The forced pooling will have a shorter time period than a lease. Usually 180 or 365 days. However, this past year (2020), some poolings have been extended to last another year due to the COVID decrease in demand and squeezed finances.
Sanguine has a pending pooling but the hearing is not until June 1, 2021 (if then). They intend to drill two horizontal wells in 21 & 28. If I were you, I would try to get a no post production costs lease with some pretty tight other clauses. Highly likely to be a gas well and you do not want to pay the PPC as they can eat up quite a bit of your royalty. Even more important to get a higher royalty than the 1/8th. I would not do an extension at all. If I cannot negotiate a good lease, then I have no problem with a forced pooling since the time frame is much shorter. Occasionally, if they do not drill in the first time frame, they have paid again if the time frame is extended. With two potential wells, the royalty is much more important than the lease bonus. Sanguine has quite a few cases pending at the OCC for this area, so probably have a drilling program planned.

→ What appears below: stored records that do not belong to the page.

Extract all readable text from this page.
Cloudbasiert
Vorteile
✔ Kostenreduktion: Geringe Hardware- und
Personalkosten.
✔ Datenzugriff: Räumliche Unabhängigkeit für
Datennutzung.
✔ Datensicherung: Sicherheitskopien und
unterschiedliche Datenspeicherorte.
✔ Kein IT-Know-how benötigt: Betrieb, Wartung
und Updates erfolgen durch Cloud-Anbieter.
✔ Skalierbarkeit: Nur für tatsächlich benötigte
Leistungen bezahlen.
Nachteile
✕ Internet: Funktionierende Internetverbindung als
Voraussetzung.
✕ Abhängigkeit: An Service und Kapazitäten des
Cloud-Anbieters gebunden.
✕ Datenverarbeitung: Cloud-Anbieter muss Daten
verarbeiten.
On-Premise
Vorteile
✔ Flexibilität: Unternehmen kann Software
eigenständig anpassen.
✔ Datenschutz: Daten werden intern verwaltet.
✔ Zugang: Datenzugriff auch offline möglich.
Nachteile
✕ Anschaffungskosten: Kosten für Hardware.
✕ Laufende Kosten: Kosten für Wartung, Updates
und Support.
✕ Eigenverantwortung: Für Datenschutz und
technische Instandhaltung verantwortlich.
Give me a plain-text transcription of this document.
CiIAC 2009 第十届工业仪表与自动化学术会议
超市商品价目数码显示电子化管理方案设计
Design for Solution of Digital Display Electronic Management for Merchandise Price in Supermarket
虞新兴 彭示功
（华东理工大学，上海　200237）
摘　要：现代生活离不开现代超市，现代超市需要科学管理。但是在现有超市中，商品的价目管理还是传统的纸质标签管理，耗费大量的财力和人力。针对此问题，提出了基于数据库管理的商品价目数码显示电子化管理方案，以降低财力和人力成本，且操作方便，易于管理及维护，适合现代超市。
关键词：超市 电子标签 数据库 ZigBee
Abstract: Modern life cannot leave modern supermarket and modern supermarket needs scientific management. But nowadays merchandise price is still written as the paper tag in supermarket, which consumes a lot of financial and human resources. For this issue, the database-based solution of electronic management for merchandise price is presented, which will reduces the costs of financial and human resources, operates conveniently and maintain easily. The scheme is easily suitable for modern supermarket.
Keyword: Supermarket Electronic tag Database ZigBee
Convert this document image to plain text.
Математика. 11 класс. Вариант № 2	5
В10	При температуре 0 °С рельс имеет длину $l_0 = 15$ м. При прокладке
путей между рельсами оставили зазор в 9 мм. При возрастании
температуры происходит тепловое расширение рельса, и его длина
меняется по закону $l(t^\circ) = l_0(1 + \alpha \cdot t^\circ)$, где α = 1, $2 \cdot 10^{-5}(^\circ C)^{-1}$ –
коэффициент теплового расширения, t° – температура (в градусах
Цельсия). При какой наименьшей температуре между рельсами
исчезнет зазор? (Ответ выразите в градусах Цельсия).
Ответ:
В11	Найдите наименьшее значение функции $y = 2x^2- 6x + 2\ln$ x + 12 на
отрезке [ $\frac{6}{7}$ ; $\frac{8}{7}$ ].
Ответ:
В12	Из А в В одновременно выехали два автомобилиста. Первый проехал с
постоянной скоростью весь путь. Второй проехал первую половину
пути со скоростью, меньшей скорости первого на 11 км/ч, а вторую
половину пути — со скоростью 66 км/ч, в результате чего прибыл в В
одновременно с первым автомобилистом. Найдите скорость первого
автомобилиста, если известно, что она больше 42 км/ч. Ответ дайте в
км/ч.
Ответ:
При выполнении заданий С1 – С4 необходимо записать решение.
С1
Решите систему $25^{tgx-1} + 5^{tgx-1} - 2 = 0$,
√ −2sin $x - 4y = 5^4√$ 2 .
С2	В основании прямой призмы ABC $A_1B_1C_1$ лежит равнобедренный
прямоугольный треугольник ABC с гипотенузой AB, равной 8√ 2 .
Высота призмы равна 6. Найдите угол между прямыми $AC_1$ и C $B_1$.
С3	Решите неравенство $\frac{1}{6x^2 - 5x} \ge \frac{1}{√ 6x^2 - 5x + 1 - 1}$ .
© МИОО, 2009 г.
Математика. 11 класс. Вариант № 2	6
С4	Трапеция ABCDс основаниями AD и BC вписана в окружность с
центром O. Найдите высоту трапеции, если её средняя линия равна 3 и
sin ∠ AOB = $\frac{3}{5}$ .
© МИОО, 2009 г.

Trinity pooled sec 20 in 2020 for $650 1/8th and $500 3/16ths, $350 1/5th. Likely to be a bit lower in the next poolings due to drop in prices. I would have picked the 1/5th. That was a cleanup pooling from earlier. Lots of horizontals in the area. The success of the multiple Belle gas wells in 20 would encourage me to pick the higher royalty and the pooling. Keep in mind- hindsight is 20/20!